篠原修司ITジャーナリスト/炎上解説やデマ訂正が専門
16日の定例会見で回答する松井市長。YouTubeより

 「香川県に続いて大阪市もか」と、ネットユーザーを騒がせている大阪市の松井市長による「スマホやゲームの利用を条例でルール化を」との産経新聞の報道ですが、会見を聞くかぎりでは異なるようです。

松井市長「専門家を交えてのエビデンスの確認が必要」

 会見の全内容は、大阪維新の会が『YouTube』にアップしている動画から確認できます。

 見る時間のある人は動画の18分39秒あたりから、時間のない人は以下の書き起こしをどうぞ。

産経新聞記者:あとちょっと最後にひとつなんですけど、昨日の教育総合会議でスマホとかゲームっていうのが、長時間の使用っていうのが不登校の原因のひとつになるという指摘をうけて、ルール化することも効果的だという話が出ていましたが、市長としては例えば条例化も視野に、何か検討したほうがいいんじゃないかっていうお考えはお持ちでしょうか?

松井市長:まずあの現場の校長先生から、スマホとスマホでのゲーム、これのやりすぎというか、長時間化が子供の引きこもりにつながっているという、そういう現場からの指摘、これを受けて何らかの対応はしなくてはならないと思ってますけど、まずはやっぱり、専門家も入れるなかでそのエビデンス、本当にそうなのかどうかの検証、これは必要だと思います。

香川県のゲームの時間規制も、2、3年かけて検証しながらやっているという、やっぱり行政でルール、条例というかたちで、そういうルールを規制するということになれば、事実確認、それから事態検証というものをやったうえで、根拠を持ってルール作りが必要だと思いますから、その検証のなかで明らかに子供たちが不登校につながる、原因の大きなひとつとなるのであれば、それは少しでもそういうマイナスを取り除いてあげるという、取り除くための手段を尽くすというのが、我々の使命だと思いますから、そういうかたち、そういう結果が検証されれば、子どもたちがまさに、不登校とかそういうことにならないような手段を考え、提案をしたいと思っております。

出典:2020年1月16日(木) 松井一郎大阪市長 定例会見

「明らかに子供たちが不登校につながる」エビデンスがあればの話

 産経新聞の報道では

大阪市の松井一郎市長は15日、スマホの使用時間を条例でルール化することも視野に、実効性ある対策を検討するよう市教委に指示した

松井氏は同日市役所で開かれた会議で、不登校の要因の一つがスマホやゲーム依存であるとの実態が紹介されたことを受け、「夜は何時までとか、条例でルール化したらどうか」との考えを示した。

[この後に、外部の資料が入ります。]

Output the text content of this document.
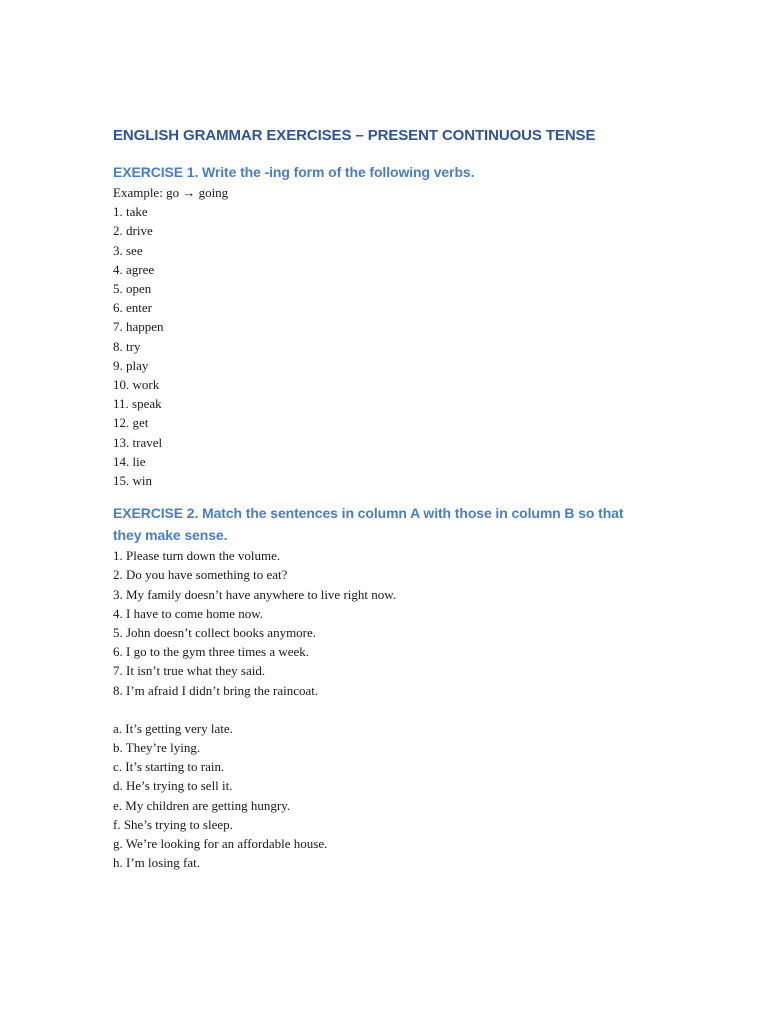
ENGLISH GRAMMAR EXERCISES – PRESENT CONTINUOUS TENSE
EXERCISE 1. Write the -ing form of the following verbs.

Example: go → going

1. take
2. drive
3. see
4. agree
5. open
6. enter
7. happen
8. try
9. play
10. work
11. speak
12. get
13. travel
14. lie
15. win
EXERCISE 2. Match the sentences in column A with those in column B so that
they make sense.
1. Please turn down the volume.
2. Do you have something to eat?
3. My family doesn’t have anywhere to live right now.
4. I have to come home now.
5. John doesn’t collect books anymore.
6. I go to the gym three times a week.
7. It isn’t true what they said.
8. I’m afraid I didn’t bring the raincoat.
a. It’s getting very late.
b. They’re lying.
c. It’s starting to rain.
d. He’s trying to sell it.
e. My children are getting hungry.
f. She’s trying to sleep.
g. We’re looking for an affordable house.
h. I’m losing fat.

出典:不登校…スマホ・ゲーム利用「条例、ルール化を」 大阪市の松井市長 - 産経ニュース

 と松井市長がすでに規制を始めるかのような内容でしたが、会見での回答を聞くかぎりでは松井市長は「現場からの声はあるけど、まずは専門家を交えてエビデンスを検証してから」と答えています。

 産経新聞の報道は「15日に開かれた教育総合会議」のなかでの話で、今回書き起こしたのは「16日の定例会見」のため報道内容が異なるのは仕方ないのかもしれませんが、最新の情報では大阪市はスマホやゲームの利用規制に対して慎重な姿勢だと言えそうです。